Estas são as oitavas eleições presidenciais da Hungria desde a queda da ditadura comunista em 1989 e, até agora, houve dois políticos que foram reeleitos, Árpád Göncz (eleito em 1990 e 1995) e o atual Presidente, János Áder (eleito em 2012 e 2017).
De acordo com as leis atuais, a eleição do chefe de Estado requer o apoio de dois terços dos deputados numa primeira votação ou de uma maioria absoluta numa segunda.

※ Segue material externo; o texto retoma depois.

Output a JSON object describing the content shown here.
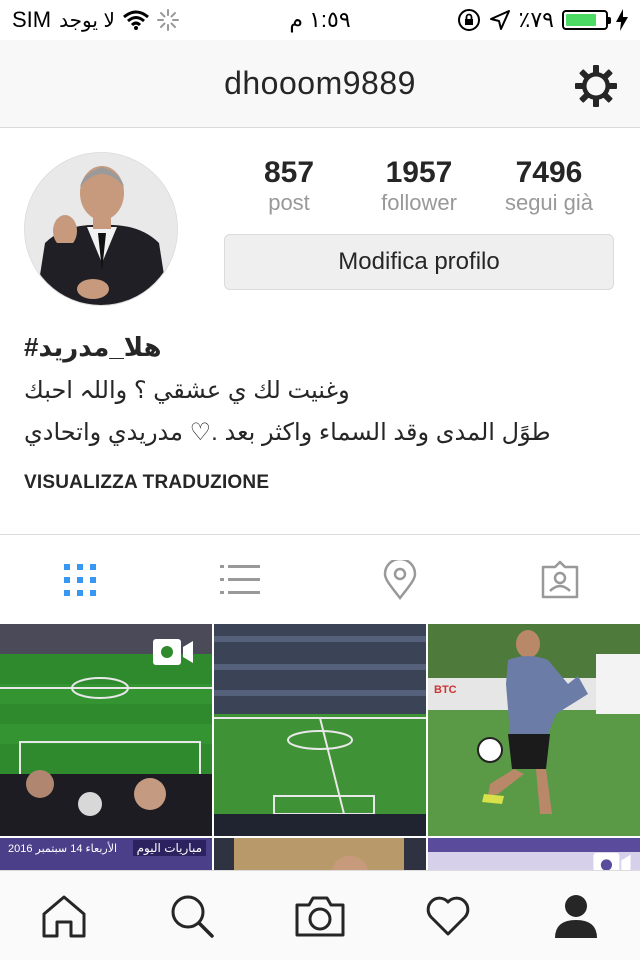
{
  "status_bar": {
    "carrier": "SIM",
    "no_service": "لا يوجد",
    "time": "١:٥٩ م",
    "battery_percent": "٪٧٩",
    "battery_level": 0.79
  },
  "header": {
    "username": "dhooom9889"
  },
  "stats": [
    {
      "value": "857",
      "label": "post"
    },
    {
      "value": "1957",
      "label": "follower"
    },
    {
      "value": "7496",
      "label": "segui già"
    }
  ],
  "edit_profile_label": "Modifica profilo",
  "bio": {
    "name": "#هلا_مدريد",
    "line1": "وغنيت لك ي عشقي ؟ واللہ احبك",
    "line2": "طوًل المدى وقد السماء واكثر بعد .♡ مدريدي واتحادي"
  },
  "translate_label": "VISUALIZZA TRADUZIONE",
  "grid_overlays": {
    "tile4_text_a": "مباريات اليوم",
    "tile4_text_b": "الأربعاء 14 سبتمبر 2016",
    "tile3_sign": "BTC"
  }
}
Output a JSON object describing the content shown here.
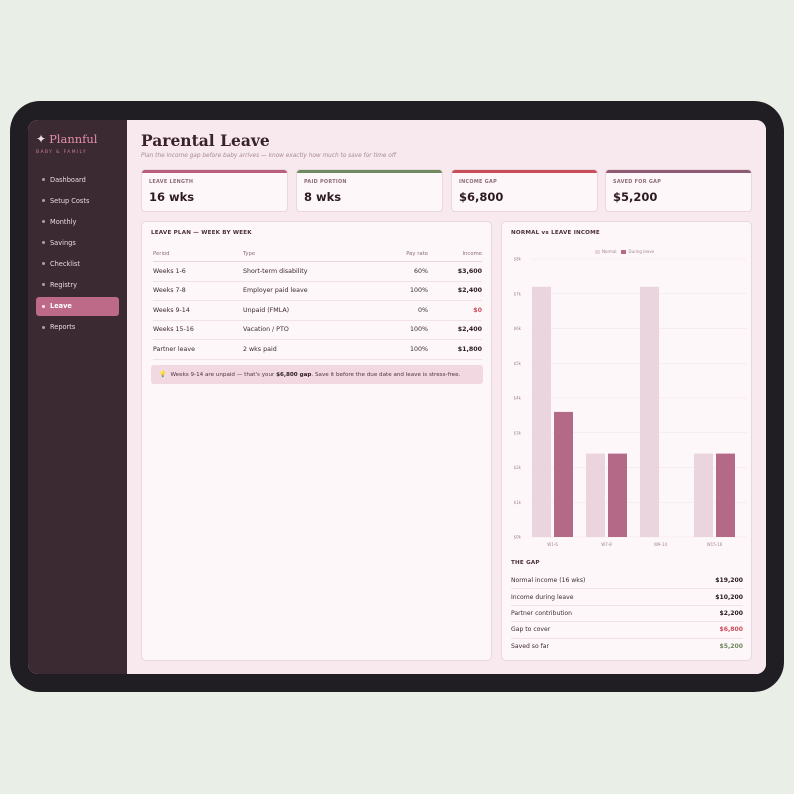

Eleito por um período de cinco anos, o Presidente é o mais alto cargo da República húngara, mas, ao mesmo tempo, é de natureza eminentemente representativa e cerimonial, com poderes limitados, embora possa bloquear temporariamente a aprovação de leis ou convocar referendos.
O Presidente é também responsável pela convocação das eleições, é o comandante das forças armadas e nomeia os reitores das universidades e o governador do Banco Nacional, entre os candidatos recomendados por aquelas instituições.